Guten Tag,
meine Klientin Frau P. ist per 01. Oktober 2018 von der Gemeinde A im Kanton Luzern in die Gemeinde C im Kanton Nidwalden umgezogen. Zuvor bezog sie WSH in E und beantragte nun per 01. November 2018 WSH in der Gemeinde C. Nun ist es im Kanton Nidwalden so, dass die Anmeldung für Personen mit Migrationshintergrund die Anmeldung immer über die Abteilung Migration erfolgen muss und nicht direkt auf der Gemeinde gemacht werden kann. Die Abteilung Migration sieht vor, den Kantonswechsel zu verweigern. In Folge der Kenntnisnahme dieses Vorhabens hat die Gemeinde C mitgeteilt, dass sie keine Zuständigkeit für die Unterstützung mit WSH sehen und die Unterstützungspflicht bei der Gemeinde A verbleibt. Das Amt für Migration teilte mit, dass der Vollzug einer allfälligen Verweigerung des Zuzugs sehr schwierig sei. Frau P. grundsätzlich jedoch nach Rechtskraft eine Frist hätte, um den Kanton zu verlassen.
Nun meine Fragen an Sie:
1) ist die Gemeinde C ab dem 01. November 2018 zuständig für die wirtschaftliche Sozialhilfe?
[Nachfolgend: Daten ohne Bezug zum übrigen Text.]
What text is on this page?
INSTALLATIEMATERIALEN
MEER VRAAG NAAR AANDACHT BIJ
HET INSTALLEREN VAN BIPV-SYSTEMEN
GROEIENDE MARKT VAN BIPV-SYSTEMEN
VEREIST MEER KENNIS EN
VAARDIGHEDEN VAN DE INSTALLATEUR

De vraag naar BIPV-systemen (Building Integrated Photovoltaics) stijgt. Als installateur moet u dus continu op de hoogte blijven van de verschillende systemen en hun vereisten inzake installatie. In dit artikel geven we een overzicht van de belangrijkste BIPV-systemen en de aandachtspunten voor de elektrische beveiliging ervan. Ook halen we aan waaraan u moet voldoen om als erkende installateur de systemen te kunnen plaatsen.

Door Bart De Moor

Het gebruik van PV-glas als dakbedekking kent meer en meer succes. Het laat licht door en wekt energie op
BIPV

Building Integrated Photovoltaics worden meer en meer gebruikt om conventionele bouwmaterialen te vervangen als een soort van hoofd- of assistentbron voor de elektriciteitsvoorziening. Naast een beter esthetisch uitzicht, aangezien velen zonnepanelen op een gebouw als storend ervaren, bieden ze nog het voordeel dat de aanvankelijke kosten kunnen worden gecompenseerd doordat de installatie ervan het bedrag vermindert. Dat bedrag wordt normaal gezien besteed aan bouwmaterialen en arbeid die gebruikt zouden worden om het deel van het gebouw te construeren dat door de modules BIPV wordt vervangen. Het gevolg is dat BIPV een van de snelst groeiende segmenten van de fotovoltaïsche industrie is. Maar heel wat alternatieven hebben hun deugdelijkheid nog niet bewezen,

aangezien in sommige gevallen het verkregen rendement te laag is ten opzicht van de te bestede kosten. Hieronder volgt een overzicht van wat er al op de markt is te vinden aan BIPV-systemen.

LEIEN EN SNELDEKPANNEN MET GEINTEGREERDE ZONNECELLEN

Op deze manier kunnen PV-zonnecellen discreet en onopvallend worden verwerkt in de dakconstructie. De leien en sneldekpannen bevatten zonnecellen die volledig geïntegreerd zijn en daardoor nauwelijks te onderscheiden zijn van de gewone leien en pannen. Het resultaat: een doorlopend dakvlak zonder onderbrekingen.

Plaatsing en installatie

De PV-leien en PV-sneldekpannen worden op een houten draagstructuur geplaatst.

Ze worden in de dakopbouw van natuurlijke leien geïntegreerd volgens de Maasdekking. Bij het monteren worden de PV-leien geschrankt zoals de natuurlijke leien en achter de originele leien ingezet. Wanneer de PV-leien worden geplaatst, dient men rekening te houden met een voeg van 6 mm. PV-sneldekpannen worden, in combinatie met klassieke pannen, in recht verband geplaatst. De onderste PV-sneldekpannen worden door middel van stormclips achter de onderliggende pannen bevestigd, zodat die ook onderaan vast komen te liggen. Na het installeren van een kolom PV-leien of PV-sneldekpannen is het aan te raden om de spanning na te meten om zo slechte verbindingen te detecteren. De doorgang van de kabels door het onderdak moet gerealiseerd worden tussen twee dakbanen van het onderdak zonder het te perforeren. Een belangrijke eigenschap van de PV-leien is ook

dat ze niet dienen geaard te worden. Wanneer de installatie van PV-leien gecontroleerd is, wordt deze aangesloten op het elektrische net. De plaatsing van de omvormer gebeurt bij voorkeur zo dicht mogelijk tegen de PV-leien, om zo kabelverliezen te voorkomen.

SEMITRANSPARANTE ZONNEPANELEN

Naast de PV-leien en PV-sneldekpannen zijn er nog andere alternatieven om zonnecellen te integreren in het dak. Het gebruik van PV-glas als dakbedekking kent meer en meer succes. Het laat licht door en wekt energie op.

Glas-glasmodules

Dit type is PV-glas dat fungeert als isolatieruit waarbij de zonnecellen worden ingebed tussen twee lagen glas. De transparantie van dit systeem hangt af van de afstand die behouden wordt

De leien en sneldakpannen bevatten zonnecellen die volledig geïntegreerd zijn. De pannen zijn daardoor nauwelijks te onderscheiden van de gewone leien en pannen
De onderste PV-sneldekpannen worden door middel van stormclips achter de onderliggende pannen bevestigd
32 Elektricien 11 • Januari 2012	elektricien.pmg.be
Und wenn ja, wie lange? Bis zum Ablauf der gesetzten Frist zum Verlassen des Kantons?
2) wie wäre es, wenn sich die Klientin weigern würde, den Kanton zu verlassen bzw. keine Wohnung im Kanton Luzern findet? Muss die Gemeinde C dann weiterhin Unterstützung leisten? und wenn ja wie lange und nach welchen Ansätzen?
Ich danke Ihnen für eine Rückmeldung
Freundliche Grüsse
F. Müller
Frage beantwortet am
Anja Loosli Brendebach
Expert*in Sozialhilferecht
Sehr geehrte Frau Müller
Vielen Dank für Ihre Frage. Darf ich zuerst eine bzw. zwei Rückfragen stellen? Aus welchem Land kommt diese Frau? Aus einem EU-/EFTA-Land oder einem Drittstaat? Ist sie aus dem Asyl- oder Flüchtlingsbereich? Oder mit anderen Worten: was für einen Aufenthaltsstatus hat sie?
Ich danke Ihnen für die Beantwortung dieser Frage. Dies macht es mir einfacher, Ihre Frage zu beantworten.
Freundliche Grüsse
Anja Loosli Brendebach
Frage beantwortet am
Anja Loosli Brendebach
Expert*in Sozialhilferecht
Sehr geehrte Frau Müller
Ich versuche nun, Ihre Frage ohne Ihre Rückmeldung zu beantworten.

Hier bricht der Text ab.